Читать книгу 📗 "Смех лисы - Идиатуллин Шамиль"
Тут они, к счастью, ухнули в лежалую листву под густым бурьяном. Серега поспешно, но не без труда стащил затянувшуюся петлю с шеи Рекса и принялся жарко извиняться. Пес, покашляв и встряхнувшись, отошел и некоторое время укоризненно рассматривал Серегу. Серега добавил реверансам пылкости.
Поразмышляв, Рекс решил оставить инцидент в прошлом и даже пошел под Серегины понукания вокруг обгоревшего остова самолета.
Запах псу явно не нравился, так что шел он без особой охоты, отвлекаясь на взгляды по сторонам и особенно на неразборчиво шумящий наверху лес. И вдруг кинулся, шумно приминая траву, к заросшей вершине оврага. Дно сужалось, становясь труднопроходимым даже для не очень широкого пса. Под ажурным колпаком, сплетенным ветками лещины, косо лежал, привалившись к сходящимся стенам оврага, здоровенный камень — будто огромный ребенок, которого поставили в угол, а выпустить забыли, так что он колупал-колупал обои, потом сполз по ним на пол и уснул. То ли холмик, то ли небольшой подъем почвы, придавленный камнем и проросший жесткими запутанными стеблями багульника, был почти неразличимым.

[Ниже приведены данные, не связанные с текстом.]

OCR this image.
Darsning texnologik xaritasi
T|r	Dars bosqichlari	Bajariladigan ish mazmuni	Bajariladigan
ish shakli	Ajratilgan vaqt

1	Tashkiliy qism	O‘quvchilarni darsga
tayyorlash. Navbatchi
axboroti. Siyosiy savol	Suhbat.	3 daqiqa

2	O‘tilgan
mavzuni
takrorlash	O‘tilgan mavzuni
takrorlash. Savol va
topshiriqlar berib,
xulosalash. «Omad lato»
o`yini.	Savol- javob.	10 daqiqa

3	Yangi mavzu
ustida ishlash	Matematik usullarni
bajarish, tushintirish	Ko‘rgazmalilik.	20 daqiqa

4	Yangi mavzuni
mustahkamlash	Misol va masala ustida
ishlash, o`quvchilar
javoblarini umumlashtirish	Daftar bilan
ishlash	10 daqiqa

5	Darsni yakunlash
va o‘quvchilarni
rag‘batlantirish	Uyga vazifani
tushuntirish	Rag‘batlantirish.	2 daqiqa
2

Рекс сунулся в заросли, отпрянул, принюхался и попятился так, что едва не перекувыркнулся, запнувшись о собственный хвост.
— Ты чего, пьяный? — хохотнув, спросил Серега, с трудом проламывавшийся к валуну сквозь овражные пампасы, но тут же растерянно замолк.
Рекс почти ушиб его лбом — Серега еле успел отвернуть уязвимый участок, — издал, задрав голову, непонятный звук, рванул назад к камню, но на полпути передумал и принялся, подвывая, метаться между ним и Серегой, все так же норовя то заглянуть в лицо братану, а для верности облизать его как следует, то спрятать нос и всю морду в ногах или под мышкой.
— Э, ты что вообще? — спросил Серега, с трудом ухватив Рекса за загривок: пес вырывался и тут же возвращался, намахивая хвостом, так что пятачок возле них быстро стал утоптанным, хоть спать ложись. — Ты слышишь что-то? Призрака чуешь? Класс. Ты не бойся, я же тут. Я тебя обидеть не дам. А ты меня, да? Пошли призрака брать. Шпиона тоже можно. Пошли-пошли!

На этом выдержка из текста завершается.